Through the years, James Warner had continued working at Poole-Ritchie. Rawls came back for a little while, Ritchie said, but already had plans to retire, which he soon did. In 2001, Warner passed away.

A few years later, Lewis Ritchie, Rob’s brother, left his job as a golf pro and came back to Bogalusa to work in the funeral business. Before long he persuaded his brother to come join the family business.

Now, the younger Ritchie brothers are working, learning the business, and just waiting for their elders to retire so they can buy the business, said Ritchie, noting that his father had made it clear that the business would not be handed down to he and his brother, but would be for sale.

“I’m ready,” he said, “and I know Lewis is ready. When he first came to talk to me he said it would be a five-year plan. He said, ‘Five years and they’ll retire.’

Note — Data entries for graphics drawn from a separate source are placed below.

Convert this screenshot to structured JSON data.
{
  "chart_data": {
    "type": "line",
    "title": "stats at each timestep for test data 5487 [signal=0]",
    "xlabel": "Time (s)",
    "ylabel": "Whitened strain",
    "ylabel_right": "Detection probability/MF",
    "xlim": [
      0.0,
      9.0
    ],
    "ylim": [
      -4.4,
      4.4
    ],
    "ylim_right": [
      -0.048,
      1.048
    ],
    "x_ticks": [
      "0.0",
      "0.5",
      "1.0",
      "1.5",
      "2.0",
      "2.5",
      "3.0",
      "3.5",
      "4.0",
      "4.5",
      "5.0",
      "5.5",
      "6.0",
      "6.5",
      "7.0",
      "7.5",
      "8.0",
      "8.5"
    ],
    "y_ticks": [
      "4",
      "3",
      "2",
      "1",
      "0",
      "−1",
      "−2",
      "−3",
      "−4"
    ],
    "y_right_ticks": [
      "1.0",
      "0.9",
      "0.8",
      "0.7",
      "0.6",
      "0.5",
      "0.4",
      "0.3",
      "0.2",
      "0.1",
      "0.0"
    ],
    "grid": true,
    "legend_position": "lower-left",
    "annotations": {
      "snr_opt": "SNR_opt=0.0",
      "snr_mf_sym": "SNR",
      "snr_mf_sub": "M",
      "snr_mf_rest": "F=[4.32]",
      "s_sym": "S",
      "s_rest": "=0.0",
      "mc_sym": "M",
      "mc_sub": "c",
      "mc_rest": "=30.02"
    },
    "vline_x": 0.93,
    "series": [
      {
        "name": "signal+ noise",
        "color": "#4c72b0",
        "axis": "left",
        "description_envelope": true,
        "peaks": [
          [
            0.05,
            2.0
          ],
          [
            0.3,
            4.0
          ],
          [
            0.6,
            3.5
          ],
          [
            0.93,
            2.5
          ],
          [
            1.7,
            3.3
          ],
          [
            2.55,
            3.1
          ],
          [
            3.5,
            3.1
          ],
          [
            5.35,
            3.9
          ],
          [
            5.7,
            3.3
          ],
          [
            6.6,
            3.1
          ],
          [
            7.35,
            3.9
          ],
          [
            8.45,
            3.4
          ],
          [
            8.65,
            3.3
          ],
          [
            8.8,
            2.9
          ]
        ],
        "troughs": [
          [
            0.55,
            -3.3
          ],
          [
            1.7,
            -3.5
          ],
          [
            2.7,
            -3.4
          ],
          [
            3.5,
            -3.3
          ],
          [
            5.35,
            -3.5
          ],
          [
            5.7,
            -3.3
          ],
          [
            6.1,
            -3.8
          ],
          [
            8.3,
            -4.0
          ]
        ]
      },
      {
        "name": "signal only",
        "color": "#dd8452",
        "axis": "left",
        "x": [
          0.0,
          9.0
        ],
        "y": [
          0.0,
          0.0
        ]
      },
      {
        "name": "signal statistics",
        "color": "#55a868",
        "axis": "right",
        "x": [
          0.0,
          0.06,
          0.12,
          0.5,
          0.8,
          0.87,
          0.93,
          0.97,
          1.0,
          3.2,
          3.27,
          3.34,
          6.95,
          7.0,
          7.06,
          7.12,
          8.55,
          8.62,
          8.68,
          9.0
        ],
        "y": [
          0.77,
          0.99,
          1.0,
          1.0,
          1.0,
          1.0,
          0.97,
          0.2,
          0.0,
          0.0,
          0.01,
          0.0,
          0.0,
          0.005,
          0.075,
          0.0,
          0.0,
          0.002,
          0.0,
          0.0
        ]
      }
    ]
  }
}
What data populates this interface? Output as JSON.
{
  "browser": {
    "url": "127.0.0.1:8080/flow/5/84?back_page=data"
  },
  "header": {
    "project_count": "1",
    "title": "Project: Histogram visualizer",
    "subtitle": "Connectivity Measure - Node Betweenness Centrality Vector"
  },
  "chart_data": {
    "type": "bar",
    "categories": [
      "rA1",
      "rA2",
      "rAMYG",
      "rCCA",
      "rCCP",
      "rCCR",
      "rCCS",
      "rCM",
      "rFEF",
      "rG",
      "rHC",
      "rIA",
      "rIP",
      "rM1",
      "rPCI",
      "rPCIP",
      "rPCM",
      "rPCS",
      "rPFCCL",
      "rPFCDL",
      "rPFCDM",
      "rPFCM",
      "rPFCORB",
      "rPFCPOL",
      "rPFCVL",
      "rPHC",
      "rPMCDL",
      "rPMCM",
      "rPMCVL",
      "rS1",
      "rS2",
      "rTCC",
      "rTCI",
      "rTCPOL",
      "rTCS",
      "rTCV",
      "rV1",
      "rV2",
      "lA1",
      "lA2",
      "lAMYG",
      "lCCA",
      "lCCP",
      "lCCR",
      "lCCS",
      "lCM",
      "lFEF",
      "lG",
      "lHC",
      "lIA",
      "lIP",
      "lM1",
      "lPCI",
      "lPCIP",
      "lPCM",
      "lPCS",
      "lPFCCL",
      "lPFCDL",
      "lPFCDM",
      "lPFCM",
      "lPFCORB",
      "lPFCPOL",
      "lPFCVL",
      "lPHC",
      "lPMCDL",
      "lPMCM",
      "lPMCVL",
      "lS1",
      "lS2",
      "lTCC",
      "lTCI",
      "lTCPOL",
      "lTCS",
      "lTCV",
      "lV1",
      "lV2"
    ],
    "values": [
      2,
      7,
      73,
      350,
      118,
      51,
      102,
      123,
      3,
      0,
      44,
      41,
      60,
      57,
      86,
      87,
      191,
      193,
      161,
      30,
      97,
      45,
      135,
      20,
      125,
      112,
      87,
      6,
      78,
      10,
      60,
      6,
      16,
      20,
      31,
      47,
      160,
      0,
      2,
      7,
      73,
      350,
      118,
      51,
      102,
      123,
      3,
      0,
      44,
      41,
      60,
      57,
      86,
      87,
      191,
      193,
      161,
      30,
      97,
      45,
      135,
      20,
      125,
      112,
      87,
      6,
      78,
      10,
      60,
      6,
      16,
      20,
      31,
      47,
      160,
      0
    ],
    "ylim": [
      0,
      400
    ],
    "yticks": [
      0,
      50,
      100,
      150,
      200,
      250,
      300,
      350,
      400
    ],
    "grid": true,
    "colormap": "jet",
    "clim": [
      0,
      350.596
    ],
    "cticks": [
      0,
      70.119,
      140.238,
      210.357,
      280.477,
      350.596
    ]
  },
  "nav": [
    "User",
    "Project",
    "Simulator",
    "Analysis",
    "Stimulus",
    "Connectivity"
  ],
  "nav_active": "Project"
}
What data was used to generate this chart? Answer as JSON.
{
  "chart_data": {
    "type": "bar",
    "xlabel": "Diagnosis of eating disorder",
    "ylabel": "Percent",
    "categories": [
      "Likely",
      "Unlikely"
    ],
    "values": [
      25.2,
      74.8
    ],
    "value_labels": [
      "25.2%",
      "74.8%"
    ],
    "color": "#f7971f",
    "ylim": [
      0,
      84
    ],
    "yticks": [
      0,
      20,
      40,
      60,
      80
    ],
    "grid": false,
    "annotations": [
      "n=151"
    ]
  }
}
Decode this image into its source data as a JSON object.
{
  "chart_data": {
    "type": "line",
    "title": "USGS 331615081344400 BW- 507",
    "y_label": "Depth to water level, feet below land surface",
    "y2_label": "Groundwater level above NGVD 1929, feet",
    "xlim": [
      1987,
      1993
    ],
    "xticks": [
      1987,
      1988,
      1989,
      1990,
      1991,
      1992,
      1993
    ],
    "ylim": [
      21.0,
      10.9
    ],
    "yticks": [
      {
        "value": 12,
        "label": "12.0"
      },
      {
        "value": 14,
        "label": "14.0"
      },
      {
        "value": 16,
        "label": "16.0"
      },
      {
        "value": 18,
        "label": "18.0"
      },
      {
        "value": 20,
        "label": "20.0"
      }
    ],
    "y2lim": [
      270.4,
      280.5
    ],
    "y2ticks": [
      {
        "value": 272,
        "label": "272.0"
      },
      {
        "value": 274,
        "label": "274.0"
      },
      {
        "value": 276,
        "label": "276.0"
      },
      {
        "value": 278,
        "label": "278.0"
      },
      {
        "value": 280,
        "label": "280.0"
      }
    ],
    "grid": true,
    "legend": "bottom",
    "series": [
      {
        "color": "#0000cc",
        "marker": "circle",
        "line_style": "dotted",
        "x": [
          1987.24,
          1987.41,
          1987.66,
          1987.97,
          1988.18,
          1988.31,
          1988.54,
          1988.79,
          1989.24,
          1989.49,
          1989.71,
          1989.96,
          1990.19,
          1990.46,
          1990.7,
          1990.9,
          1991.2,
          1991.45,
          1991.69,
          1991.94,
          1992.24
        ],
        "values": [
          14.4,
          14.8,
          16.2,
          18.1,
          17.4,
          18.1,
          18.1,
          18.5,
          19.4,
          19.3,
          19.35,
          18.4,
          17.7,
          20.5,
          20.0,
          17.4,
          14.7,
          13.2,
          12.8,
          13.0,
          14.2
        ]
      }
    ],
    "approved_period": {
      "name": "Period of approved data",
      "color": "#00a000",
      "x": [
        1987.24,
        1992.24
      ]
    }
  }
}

“That was nine-and-a-half years ago,” he deadpanned. “In the first five years they were working much harder because Lewis and I didn’t know anything. Now, at least they can take time off and not have to worry about leaving it with us. Hopefully, Lewis and I will get the opportunity to buy it in the near future.

“It’s come a long way from the Livery Stable,” he said.

“It’s neat. I’ve enjoyed it. I don’t know if we’ll ever get any relief. I don’t know if I’ll talk my kids into doing it or not. Dad never talked me into it, but I’ve enjoyed it ever since I’ve been here.”